09.06.2024, Olympia-Stadion

Die beiden "Altrocker" Angus und Brian der australischen Rocklegende AC/DC - das sind zusammen 147 Jahre purer Hardrock. In München haben sie bewiesen: Sie können es noch!

Natürlich herrscht, obwohl es Sonntag ist, das völlige Verkehrschaos rund um den Olympiapark. 66000 Menschen wollen das erste der beiden AC/DC-Konzerte in der bayrischen Landeshauptstadt sehen. Das bedeutet: ausverkauft! Wir sind früh losgefahren, aber es wird trotzdem immer später. Da winkt jemand rechts neben der Straße. Ein paar findige Anwohner nutzen die Gunst der Stunde und vermieten Parkplätze auf dem Hof für 20 Euro. Das ist näher an der Location, etwa die Hälfte müsste ich sowieso bezahlen, daher nehmen wir kurzentschlossen das Angebot an. Minuten später sind die etwas über ein Dutzend Parkplätze voll, wir auf dem Weg zum Olympiastadion und erstmal nass. Es hat pünktlich zu regnen angefangen.

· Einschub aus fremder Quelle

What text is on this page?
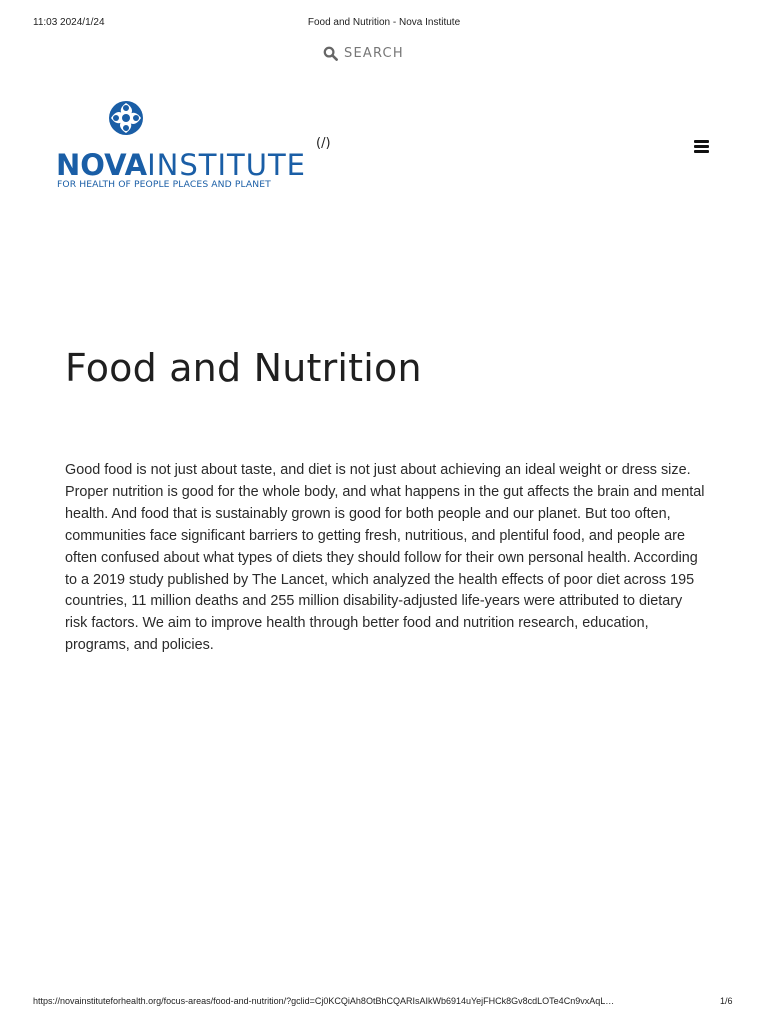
11:03 2024/1/24	Food and Nutrition - Nova Institute
SEARCH
NOVAINSTITUTE
FOR HEALTH OF PEOPLE PLACES AND PLANET
(/)
Food and Nutrition

Good food is not just about taste, and diet is not just about achieving an ideal weight or dress size. Proper nutrition is good for the whole body, and what happens in the gut affects the brain and mental health. And food that is sustainably grown is good for both people and our planet. But too often, communities face significant barriers to getting fresh, nutritious, and plentiful food, and people are often confused about what types of diets they should follow for their own personal health. According to a 2019 study published by The Lancet, which analyzed the health effects of poor diet across 195 countries, 11 million deaths and 255 million disability-adjusted life-years were attributed to dietary risk factors. We aim to improve health through better food and nutrition research, education, programs, and policies.

https://novainstituteforhealth.org/focus-areas/food-and-nutrition/?gclid=Cj0KCQiAh8OtBhCQARIsAIkWb6914uYejFHCk8Gv8cdLOTe4Cn9vxAqL…	1/6
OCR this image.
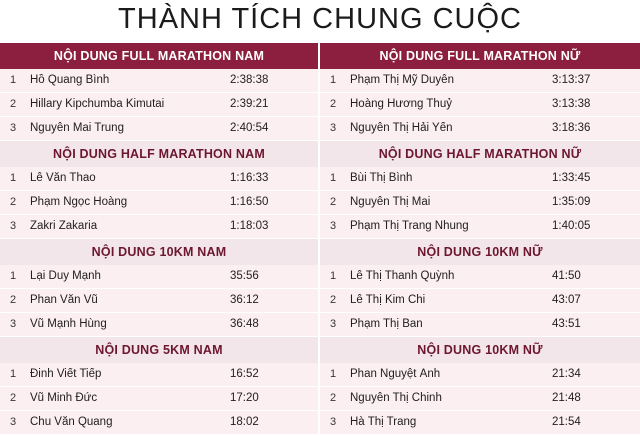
THÀNH TÍCH CHUNG CUỘC
NỘI DUNG FULL MARATHON NAM
1	Hồ Quang Bình	2:38:38
2	Hillary Kipchumba Kimutai	2:39:21
3	Nguyễn Mai Trung	2:40:54
NỘI DUNG HALF MARATHON NAM
1	Lê Văn Thao	1:16:33
2	Phạm Ngọc Hoàng	1:16:50
3	Zakri Zakaria	1:18:03
NỘI DUNG 10KM NAM
1	Lại Duy Mạnh	35:56
2	Phan Văn Vũ	36:12
3	Vũ Mạnh Hùng	36:48
NỘI DUNG 5KM NAM
1	Đinh Viết Tiếp	16:52
2	Vũ Minh Đức	17:20
3	Chu Văn Quang	18:02
NỘI DUNG FULL MARATHON NỮ
1	Phạm Thị Mỹ Duyên	3:13:37
2	Hoàng Hương Thuỷ	3:13:38
3	Nguyễn Thị Hải Yến	3:18:36
NỘI DUNG HALF MARATHON NỮ
1	Bùi Thị Bình	1:33:45
2	Nguyễn Thị Mai	1:35:09
3	Phạm Thị Trang Nhung	1:40:05
NỘI DUNG 10KM NỮ
1	Lê Thị Thanh Quỳnh	41:50
2	Lê Thị Kim Chi	43:07
3	Phạm Thị Ban	43:51
NỘI DUNG 10KM NỮ
1	Phan Nguyệt Ánh	21:34
2	Nguyễn Thị Chinh	21:48
3	Hà Thị Trang	21:54
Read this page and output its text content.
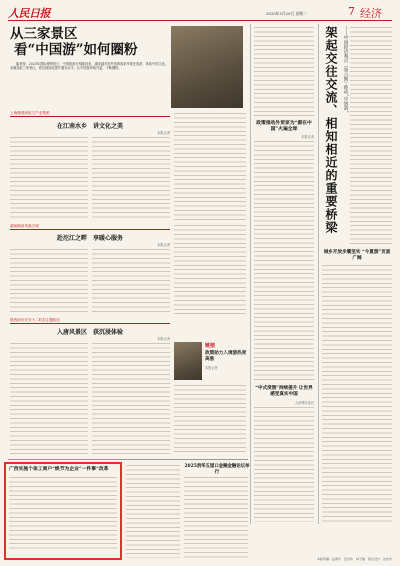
人民日报	2025年5月20日 星期二	7 经济
从三家景区
看“中国游”如何圈粉
编者按：2025年国际博物馆日、中国旅游日相继到来，越来越多的外国游客来华观光旅游、体验中国文化。本版选取三家景区，看各地如何提升服务水平，让中国游持续升温、不断圈粉。
上海豫园商旅文产业集团
在江南水乡　讲文化之美
本报记者
湖南湘西凤凰古城
赴沱江之畔　享暖心服务
本报记者
陕西西安长安十二时辰主题街区
入唐风景区　获沉浸体验
本报记者
链接
政策助力入境游热度高涨
本报记者
政策推动外贸家为“源在中国”火遍全球
本报记者
“中式度假”持续提升 让世界感受真实中国
人民网评论员
架起交往交流、相知相近的重要桥梁	——中国经济观点（第六期）·推动“中国游”
城乡开放步履坚实 “今夏游”页面广阔
广西实施个体工商户“焕节为企业”一件事“改革	2025消华五道口金融金融论坛举行
本版责编：赵鸿宇　张世华　林子璇　版式设计：沈亦伶
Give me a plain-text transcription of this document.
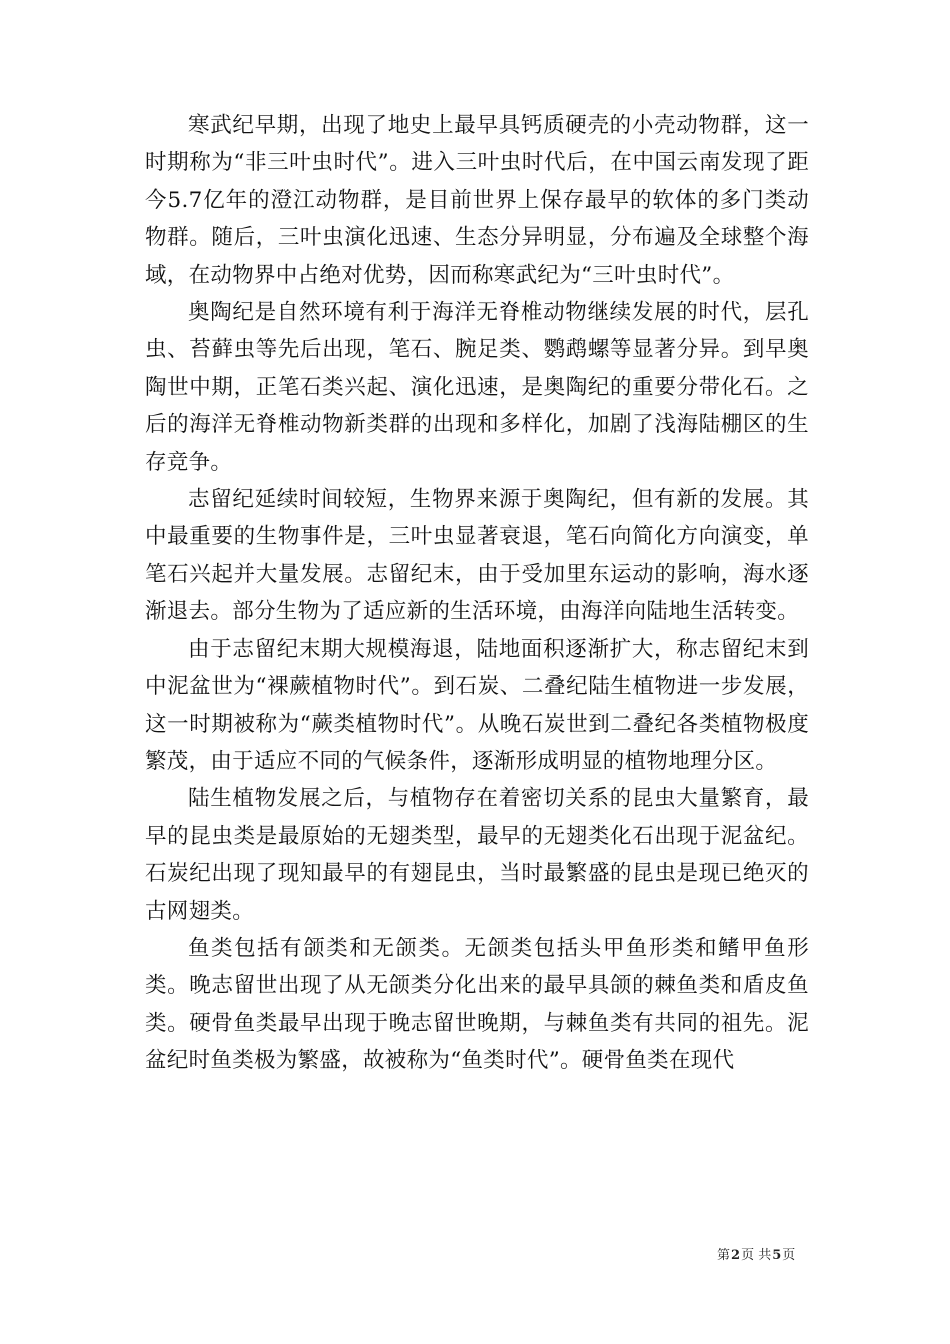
寒武纪早期，出现了地史上最早具钙质硬壳的小壳动物群，这一时期称为“非三叶虫时代”。进入三叶虫时代后，在中国云南发现了距今5.7亿年的澄江动物群，是目前世界上保存最早的软体的多门类动物群。随后，三叶虫演化迅速、生态分异明显，分布遍及全球整个海域，在动物界中占绝对优势，因而称寒武纪为“三叶虫时代”。

奥陶纪是自然环境有利于海洋无脊椎动物继续发展的时代，层孔虫、苔藓虫等先后出现，笔石、腕足类、鹦鹉螺等显著分异。到早奥陶世中期，正笔石类兴起、演化迅速，是奥陶纪的重要分带化石。之后的海洋无脊椎动物新类群的出现和多样化，加剧了浅海陆棚区的生存竞争。

志留纪延续时间较短，生物界来源于奥陶纪，但有新的发展。其中最重要的生物事件是，三叶虫显著衰退，笔石向简化方向演变，单笔石兴起并大量发展。志留纪末，由于受加里东运动的影响，海水逐渐退去。部分生物为了适应新的生活环境，由海洋向陆地生活转变。

由于志留纪末期大规模海退，陆地面积逐渐扩大，称志留纪末到中泥盆世为“裸蕨植物时代”。到石炭、二叠纪陆生植物进一步发展，这一时期被称为“蕨类植物时代”。从晚石炭世到二叠纪各类植物极度繁茂，由于适应不同的气候条件，逐渐形成明显的植物地理分区。

陆生植物发展之后，与植物存在着密切关系的昆虫大量繁育，最早的昆虫类是最原始的无翅类型，最早的无翅类化石出现于泥盆纪。石炭纪出现了现知最早的有翅昆虫，当时最繁盛的昆虫是现已绝灭的古网翅类。

鱼类包括有颌类和无颌类。无颌类包括头甲鱼形类和鳍甲鱼形类。晚志留世出现了从无颌类分化出来的最早具颌的棘鱼类和盾皮鱼类。硬骨鱼类最早出现于晚志留世晚期，与棘鱼类有共同的祖先。泥盆纪时鱼类极为繁盛，故被称为“鱼类时代”。硬骨鱼类在现代

第2页 共5页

Egal, es war ja angesagt gewesen und wir werden uns nicht spontan auflösen. Nach einem deutlich längeren Marsch als erwartet treffen wir gut fünfzehn Minuten vor der vereinbarten Zeit im Pressebereich ein, wo uns Jana und Marie von der Presseagentur Van Almsick freundlich begrüßen. Die Hälfte der Medienvertreter sind irgendwo in der Schnittmenge zwischen "begossener Pudel" und "viel zu dick angezogen" zu verorten, letzteres ist übrigens auch schlecht, denn es ist zwar regnerisch, aber auch warm. Völlig entspannt und locker macht sich Noah fertig zum Abmarsch in den Graben, die Van-Almsick-Truppe ist ansteckend gelassen und souverän, die Kommunikation im Vorfeld war auch schon perfekt. Ich habe schon einiges erlebt, echte Profis sind eine Wohltat. Und als Kirsche auf der Torte bekommt jeder sogar noch eine Getränkemarke. Man muss sie einfach liebhaben.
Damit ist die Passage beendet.